High key family portrait

Gretna up, County down

Commiserations to Ross County on dropping to the Second Division, but congratulations to Gretna on promotion to the Scottish Premier League after a nail-biting 3-2 victory at Victoria Park.

Gretna celebration

The company I was doing the photos for today was only interested in Ross County players so I mostly stayed out of the way after the match. The other photographers needed the Gretna celebration pics for whatever papers or agencies they were working for, so I didn't want to make their jobs any more difficult by diving into the scrum. Instead I took the opportunity to see if I could get any decent pics by shooting from off to one side, or from down low, up high, etc. I really like the one shown above. Don't know why, it just works for me.

Reproducing and restoring old photos

Restoring old photos isn't particularly difficult. It can take hours and hours and hours of intricate work but if you're competent with Photoshop then you can soon figure out how to repair all the rips, stains and blemishes.

But reproducing and restoring these old photos presented three quite different challenges: Firstly, they were behind glass and they couldn't be removed from the frames. Secondly, the print of the man was warped. Thirdly, the picture of the man was slightly out-of-focus.

Reproducing and restoring old photos

The easy part of the job was that the prints were large and good quality. This made it a lot easier to get them onto the computer, which I did by photographing them with a 1Ds and a 24-70 f/2.8L lens at 50mm. You reproduce artwork at 50mm because it's the approximate focal length of the human eye. I stopped the lens down a touch to avoid any loss of quality from shooting wide open.

But how do you photograph a print through glass without reflections?

It's simple with hindsight but it took me a little while to figure it out. I propped the picture up on a chair and set-up a flash slightly in front of it but way up high and right over at the other side of the room. I angled the flash straight at the front of the frame. The idea was to have the light hitting the glass at a very sharp angle, and from far away to minimise fall-off across the surface of the print. Test shots revealed that the frame was casting a shadow onto the picture so I moved the flash forward until the shadow stopped being a problem. With a single light source coming from a known angle it was then a simple matter of taking the photo with a polarizer to cancel out any reflections. I also knew the temperature of the flash so I could get the white balance perfect, which is necessary for reproducing sepia-toned pictures even when they'll be converted to black & white.

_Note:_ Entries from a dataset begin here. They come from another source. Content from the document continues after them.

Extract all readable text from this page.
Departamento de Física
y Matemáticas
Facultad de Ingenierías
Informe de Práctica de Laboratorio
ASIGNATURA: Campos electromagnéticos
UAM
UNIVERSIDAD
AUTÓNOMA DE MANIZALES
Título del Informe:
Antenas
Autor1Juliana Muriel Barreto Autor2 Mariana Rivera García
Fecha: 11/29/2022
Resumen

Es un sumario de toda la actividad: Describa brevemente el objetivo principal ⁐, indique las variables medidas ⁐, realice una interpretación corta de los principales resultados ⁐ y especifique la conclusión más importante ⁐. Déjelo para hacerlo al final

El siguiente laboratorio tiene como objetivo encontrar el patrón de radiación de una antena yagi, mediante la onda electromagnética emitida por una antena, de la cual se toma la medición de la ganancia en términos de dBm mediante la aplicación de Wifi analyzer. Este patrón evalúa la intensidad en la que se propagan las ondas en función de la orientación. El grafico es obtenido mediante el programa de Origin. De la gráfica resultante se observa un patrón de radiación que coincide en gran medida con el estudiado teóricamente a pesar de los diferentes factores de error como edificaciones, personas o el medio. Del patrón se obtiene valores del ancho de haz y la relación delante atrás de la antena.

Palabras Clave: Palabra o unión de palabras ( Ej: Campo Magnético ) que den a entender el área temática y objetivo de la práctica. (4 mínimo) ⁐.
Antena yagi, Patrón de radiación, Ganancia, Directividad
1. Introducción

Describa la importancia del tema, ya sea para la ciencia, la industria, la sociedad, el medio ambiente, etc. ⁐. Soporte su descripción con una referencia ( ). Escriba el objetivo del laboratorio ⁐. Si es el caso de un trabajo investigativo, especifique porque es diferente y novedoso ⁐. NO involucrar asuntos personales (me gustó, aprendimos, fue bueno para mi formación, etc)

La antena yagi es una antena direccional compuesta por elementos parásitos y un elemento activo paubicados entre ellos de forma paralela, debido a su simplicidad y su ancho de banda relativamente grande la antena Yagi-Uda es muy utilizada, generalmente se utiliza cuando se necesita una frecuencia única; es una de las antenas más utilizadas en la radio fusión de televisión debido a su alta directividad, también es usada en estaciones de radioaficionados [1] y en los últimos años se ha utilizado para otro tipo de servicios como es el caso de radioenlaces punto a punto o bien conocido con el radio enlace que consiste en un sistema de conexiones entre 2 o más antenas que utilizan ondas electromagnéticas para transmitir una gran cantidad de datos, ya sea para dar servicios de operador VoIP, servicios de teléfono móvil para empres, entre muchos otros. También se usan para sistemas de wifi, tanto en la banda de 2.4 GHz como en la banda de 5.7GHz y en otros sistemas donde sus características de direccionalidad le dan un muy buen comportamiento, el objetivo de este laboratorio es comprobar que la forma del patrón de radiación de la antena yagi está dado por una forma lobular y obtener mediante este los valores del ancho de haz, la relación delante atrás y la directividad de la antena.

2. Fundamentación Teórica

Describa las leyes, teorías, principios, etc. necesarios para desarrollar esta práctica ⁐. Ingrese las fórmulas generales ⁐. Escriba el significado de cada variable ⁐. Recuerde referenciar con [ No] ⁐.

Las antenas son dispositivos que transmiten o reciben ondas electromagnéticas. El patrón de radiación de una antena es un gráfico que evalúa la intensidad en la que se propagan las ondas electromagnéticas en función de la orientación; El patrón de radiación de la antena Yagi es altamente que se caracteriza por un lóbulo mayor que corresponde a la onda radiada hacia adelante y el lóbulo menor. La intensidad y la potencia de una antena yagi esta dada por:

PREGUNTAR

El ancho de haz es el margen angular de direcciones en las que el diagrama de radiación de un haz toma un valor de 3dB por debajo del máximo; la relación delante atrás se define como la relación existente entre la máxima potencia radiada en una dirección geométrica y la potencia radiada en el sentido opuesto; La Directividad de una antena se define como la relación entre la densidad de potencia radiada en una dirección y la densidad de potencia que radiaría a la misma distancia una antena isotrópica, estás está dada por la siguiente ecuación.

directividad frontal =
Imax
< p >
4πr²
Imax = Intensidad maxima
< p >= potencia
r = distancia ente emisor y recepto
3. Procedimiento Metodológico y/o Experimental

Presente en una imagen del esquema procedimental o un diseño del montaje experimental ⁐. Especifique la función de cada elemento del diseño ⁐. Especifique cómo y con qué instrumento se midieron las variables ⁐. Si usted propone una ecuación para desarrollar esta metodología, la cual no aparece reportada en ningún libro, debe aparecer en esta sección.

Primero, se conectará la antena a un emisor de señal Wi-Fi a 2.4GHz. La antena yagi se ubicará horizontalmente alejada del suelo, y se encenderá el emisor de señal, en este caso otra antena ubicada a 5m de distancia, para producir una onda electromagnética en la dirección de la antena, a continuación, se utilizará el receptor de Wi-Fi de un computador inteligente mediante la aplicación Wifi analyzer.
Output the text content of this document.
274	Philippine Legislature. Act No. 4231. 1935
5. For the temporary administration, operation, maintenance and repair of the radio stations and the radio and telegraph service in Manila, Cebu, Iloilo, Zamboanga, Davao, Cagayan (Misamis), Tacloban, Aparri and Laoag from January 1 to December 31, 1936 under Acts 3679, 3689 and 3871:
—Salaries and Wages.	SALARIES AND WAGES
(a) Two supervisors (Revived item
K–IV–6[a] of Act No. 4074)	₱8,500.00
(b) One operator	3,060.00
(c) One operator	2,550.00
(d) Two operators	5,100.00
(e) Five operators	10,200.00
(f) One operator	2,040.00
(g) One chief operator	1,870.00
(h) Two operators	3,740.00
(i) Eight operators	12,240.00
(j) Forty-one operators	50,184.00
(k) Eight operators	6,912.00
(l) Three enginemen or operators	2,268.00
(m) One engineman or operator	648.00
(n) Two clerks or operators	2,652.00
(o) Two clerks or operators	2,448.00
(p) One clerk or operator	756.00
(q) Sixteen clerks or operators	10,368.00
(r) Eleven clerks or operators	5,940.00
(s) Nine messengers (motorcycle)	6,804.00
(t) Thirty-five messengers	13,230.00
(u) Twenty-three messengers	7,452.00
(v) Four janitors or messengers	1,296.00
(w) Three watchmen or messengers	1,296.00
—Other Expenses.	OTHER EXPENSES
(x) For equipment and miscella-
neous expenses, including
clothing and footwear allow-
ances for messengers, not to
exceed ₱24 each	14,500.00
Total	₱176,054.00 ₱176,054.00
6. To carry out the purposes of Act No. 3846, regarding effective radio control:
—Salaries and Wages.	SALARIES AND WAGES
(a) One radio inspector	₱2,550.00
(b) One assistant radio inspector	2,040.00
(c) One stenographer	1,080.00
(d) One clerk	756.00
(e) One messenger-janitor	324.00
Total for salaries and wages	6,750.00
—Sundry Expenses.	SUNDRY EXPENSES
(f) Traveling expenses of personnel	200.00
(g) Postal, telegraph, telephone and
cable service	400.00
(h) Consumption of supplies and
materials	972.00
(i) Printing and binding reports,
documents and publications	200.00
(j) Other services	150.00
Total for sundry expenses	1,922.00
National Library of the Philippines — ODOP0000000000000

That was the photo of the woman done. But as the photo of the man was warped, the paper was actually casting shadows onto itself! I eventually solved that problem by bringing the flash over to right in front of the picture, up high, angled straight down. The frame was lying on its side and the light was going along the ripples in the paper. This was an amazingly effective solution and I didn't need to spend a single second in processing to fix the warping. Neat, eh?

It was fairly simple from then on. Each picture took about 4 hours of work to remove all of the blemishes, which involved several thousand manual edits right down to the pixel level. The fading of the prints, and shooting through glass, required multiple tone curves to put a bit of contrast back into the pictures. And the picture of the man took another hour or so to fix the focus, or at least to force it as much as I could using multiple USM passes of decreasing radius.

The finished pictures were printed around 11"x17" on fine-art paper and they looked great. Throughout the processing I had made a point of NOT comparing them to the original prints, but when I finally did compare them I was more than satisfied that I'd done the job right.